I thought I was going to have a tougher day today than I did, but even though a vast majority of it was very positive, and turned out better than expected, there was one really hard part. Every Monday is a bad day for me right now, and unless I happen to sleep through it, noon is the absolute worst. Right at noon, every Monday, is when grief kicks the crap out of me. I actually have a reminder set on my BlackBerry that allows it to do that. Does that sound strange? Maybe it is. However, because I'm more afraid of losing my emotions than I am of feeling them, I choose to face up to them whenever possible.
It was noon on a Monday, eleven weeks ago, that I lost the love of my life. If you think I'm sick and twisted because the love of my life happened to be a ferret name Stimpy, that's too bad. I don't actually care what anyone thinks about that. It wasn't a romantic thing by any stretch. I'm not actually that sick and twisted. No, he was really like a child and best friend to me all rolled into one, and there was a connection there between us from the moment I met him. So, losing him at the age of five to pancreatic and kidney cancer was absolutely the worst thing I've ever been through. I've lost a lot of people - people who were family and friends that I truly loved - and none of those losses hurt me like this one. I'll never be able to explain it to anyone who hasn't felt that connection, and who didn't know his personality. He was family, and he was the epitome of love and companionship in my life. I love animals in general, particularly ferrets, but Stimpy was special beyond that.
Many people try to avoid and ignore grief, and some people revel in it. I do both within set boundaries. I have my Monday ritual, and for the rest of the week I try not to think about it. I get on with my life and do my thing. I distract myself with the myriad parts of life that have the ability to do that for me, whether they're work and writing related, or simple escapism. I learned a long time ago that escapism and denial were healthy and necessary, within limits. Facing reality is healthy and necessary, within limits. Even drinking wine is considered healthy and necessary, within limits.
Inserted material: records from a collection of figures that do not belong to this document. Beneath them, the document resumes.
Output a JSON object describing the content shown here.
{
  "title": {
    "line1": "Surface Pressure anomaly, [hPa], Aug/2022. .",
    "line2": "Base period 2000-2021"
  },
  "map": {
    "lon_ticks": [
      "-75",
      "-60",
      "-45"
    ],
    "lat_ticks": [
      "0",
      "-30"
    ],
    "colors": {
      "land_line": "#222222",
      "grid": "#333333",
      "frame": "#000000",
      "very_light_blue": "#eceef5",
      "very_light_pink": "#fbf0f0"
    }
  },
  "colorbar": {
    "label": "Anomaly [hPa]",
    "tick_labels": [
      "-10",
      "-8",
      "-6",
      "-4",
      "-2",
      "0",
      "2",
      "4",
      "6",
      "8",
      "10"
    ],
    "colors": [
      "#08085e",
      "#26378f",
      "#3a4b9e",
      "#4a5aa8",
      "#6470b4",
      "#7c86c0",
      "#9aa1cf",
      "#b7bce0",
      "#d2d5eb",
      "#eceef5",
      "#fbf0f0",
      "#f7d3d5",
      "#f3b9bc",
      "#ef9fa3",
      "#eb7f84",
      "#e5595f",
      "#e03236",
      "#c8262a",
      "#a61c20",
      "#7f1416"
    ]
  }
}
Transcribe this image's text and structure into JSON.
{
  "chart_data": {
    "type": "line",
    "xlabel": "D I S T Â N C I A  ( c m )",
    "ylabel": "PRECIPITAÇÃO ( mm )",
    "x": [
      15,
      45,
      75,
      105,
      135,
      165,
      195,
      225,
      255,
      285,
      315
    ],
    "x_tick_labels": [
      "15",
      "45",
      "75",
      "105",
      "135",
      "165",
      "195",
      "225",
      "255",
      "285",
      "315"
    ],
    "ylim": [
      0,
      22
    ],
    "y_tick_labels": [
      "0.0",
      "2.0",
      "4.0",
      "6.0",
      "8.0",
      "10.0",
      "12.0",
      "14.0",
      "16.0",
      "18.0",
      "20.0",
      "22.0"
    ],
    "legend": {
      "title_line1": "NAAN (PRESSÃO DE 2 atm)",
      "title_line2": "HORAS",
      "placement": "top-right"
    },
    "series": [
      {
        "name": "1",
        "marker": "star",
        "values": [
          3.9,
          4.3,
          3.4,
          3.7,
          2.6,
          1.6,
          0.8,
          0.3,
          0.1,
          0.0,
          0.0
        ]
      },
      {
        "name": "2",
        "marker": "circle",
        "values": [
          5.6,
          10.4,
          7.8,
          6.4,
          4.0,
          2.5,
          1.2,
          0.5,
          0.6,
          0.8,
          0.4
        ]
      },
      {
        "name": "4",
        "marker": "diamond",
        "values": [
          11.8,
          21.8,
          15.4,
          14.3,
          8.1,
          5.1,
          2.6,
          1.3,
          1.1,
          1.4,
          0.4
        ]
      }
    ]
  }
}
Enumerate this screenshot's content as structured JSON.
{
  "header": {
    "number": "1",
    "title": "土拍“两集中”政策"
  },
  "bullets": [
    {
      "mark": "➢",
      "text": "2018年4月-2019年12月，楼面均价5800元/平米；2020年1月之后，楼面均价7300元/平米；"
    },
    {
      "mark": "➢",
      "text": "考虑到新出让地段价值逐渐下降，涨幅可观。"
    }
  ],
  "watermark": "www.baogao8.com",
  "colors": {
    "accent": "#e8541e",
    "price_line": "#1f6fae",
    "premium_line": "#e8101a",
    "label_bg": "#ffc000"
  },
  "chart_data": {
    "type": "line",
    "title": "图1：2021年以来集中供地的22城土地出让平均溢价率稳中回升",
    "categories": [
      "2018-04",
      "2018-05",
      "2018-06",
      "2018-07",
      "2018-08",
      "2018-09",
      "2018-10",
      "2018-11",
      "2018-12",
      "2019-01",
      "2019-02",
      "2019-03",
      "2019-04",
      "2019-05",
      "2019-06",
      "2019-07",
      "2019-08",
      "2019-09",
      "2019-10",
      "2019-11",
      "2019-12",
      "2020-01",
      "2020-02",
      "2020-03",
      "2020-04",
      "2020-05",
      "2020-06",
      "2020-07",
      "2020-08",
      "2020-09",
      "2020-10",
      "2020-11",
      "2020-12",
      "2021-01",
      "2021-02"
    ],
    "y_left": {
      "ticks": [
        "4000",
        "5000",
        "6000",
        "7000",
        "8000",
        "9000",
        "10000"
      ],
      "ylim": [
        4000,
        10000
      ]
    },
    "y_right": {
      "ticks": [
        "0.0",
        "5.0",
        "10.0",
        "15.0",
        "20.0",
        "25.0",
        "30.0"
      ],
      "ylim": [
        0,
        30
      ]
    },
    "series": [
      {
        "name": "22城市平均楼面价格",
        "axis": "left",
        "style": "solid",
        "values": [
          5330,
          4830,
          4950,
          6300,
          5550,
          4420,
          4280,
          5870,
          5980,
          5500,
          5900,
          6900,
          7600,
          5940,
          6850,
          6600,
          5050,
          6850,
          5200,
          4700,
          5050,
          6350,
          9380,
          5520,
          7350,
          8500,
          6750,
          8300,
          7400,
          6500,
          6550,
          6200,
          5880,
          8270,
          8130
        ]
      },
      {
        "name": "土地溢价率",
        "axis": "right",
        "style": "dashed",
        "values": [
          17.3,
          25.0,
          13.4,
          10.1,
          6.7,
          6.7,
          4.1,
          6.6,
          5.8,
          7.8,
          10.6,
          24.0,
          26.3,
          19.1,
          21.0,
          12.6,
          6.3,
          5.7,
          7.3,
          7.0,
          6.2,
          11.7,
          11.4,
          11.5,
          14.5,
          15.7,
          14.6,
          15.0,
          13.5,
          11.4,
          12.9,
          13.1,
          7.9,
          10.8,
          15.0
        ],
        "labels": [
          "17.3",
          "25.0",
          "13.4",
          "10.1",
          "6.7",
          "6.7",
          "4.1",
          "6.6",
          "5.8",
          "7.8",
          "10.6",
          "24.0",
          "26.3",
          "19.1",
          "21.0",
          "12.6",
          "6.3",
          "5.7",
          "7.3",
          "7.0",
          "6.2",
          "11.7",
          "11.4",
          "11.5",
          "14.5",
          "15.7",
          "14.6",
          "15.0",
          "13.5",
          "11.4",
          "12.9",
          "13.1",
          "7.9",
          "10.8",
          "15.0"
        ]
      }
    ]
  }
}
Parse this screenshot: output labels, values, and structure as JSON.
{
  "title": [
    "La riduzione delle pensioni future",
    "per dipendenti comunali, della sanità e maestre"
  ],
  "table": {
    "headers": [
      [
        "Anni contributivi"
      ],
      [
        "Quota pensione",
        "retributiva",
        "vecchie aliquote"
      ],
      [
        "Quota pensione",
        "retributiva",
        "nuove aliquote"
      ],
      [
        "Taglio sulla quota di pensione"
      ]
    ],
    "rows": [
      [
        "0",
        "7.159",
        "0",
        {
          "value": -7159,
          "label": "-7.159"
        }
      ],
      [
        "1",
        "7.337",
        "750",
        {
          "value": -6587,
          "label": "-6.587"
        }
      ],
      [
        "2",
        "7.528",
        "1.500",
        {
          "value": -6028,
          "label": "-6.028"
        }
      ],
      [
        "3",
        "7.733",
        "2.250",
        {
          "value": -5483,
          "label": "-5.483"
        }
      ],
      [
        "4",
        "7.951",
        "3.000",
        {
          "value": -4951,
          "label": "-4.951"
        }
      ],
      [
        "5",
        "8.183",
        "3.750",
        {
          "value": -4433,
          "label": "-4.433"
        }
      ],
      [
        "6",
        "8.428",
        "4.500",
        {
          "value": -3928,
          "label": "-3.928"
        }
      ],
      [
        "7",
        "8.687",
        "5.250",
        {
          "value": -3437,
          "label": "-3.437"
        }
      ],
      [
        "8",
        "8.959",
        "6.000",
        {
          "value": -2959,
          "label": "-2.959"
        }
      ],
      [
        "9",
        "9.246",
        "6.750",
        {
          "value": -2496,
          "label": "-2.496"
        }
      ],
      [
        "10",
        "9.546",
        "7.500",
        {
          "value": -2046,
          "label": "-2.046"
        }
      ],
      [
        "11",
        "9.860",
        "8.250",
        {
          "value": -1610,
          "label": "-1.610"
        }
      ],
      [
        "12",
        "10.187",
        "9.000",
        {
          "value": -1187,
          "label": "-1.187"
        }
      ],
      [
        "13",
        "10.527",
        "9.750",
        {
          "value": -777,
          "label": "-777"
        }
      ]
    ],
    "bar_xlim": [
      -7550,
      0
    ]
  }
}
The nature of humanity is that extremism isn't good for us in anything. When we become obsessive about things, it's simply not healthy, and it doesn't matter if the things we become obsessive about are actually in the realm of health. There are people that work out constantly, thinking they're doing their body a lot of good, but the truth is that constant use of joints and muscles will tear them down and age you prematurely. As much as I like lifting weights, I'm very well aware that to gain visible muscle mass you actually have to lift more weights, more often, than is optimum for your physical health.
Bodybuilders limit the damage as much as they can by choosing to alternate body parts, but that's mostly because they've discovered it's counterproductive to work the same muscle group two days in a row - it tears the muscle down rather than building it up, because muscle is scar tissue that needs time to heal. They're not actually taking into account the real health of their bodies, however. According to Dr. Mehmet Oz, ten minutes of resistance training, three times per week, is what is needed to maintain and build muscle mass and slow down aging, without causing damage to your body. I'll be the first to admit that I go over that when I'm doing my weight routine, but I'm pretty tame. My routine is around fifteen minutes every day, and I combine isometric and dynamic tension while I lift - when I'm doing it and not being a lazy git, that is...
As much as I prattle about balance in life, though, you'd think I would be better at it. I have a tendency to go all-out on things sometimes, and burn myself out so that I don't even want to look at it anymore. I'm being more careful about that. I'm just sitting back and enjoying what I'm doing, and not forcing myself to do stuff I'm not in the mood for. I was actually doing too much writing at one point, and realized I needed to slow it down. It was getting to where I didn't want to write at all. The depressing subject matter didn't help. When you write about nothing but the crappy things people do to one another, and to other living things, it can suck the life right out of you.
I've also been scattering my focus too much for me to find real balance, or to achieve anything real. Not to mention doing stuff I never wanted to do. It's hard to be passionate about things when you just don't care about them, and if something is worth doing, it's worth being passionate about it. Not obsessive, just passionate. Mostly I'm talking about my writing, and how I haven't been doing the fiction stuff that got me into writing in the first place. In my head there have always been those, "What would it be like if..." thoughts. I wanted to walk through a scene in my head, watching it play out. I would talk to myself, out loud, as I ran dialogue between people. Well, to be fair I do that about real people, too, and not just my characters, but I can pretend it's a writing thing so people don't think I'm completely off my nut when they hear me having a full-blown conversation with thin air.
Now that I've finally sorted through the crap that needed so desperately to be handled, I can take a moment to breathe and see where I'm really at. I can pat myself on the back and play for a while. I can make a few lists about my goals for the future, and then I can get on with doing the things I enjoy and do best. To start, I'm going to relax and do pretty much nothing tonight. I'll play for a while, eat, and then go to bed and read. Tomorrow is soon enough to crack the whip, and you know self-flagellation has its rewards, too. It's all about balance.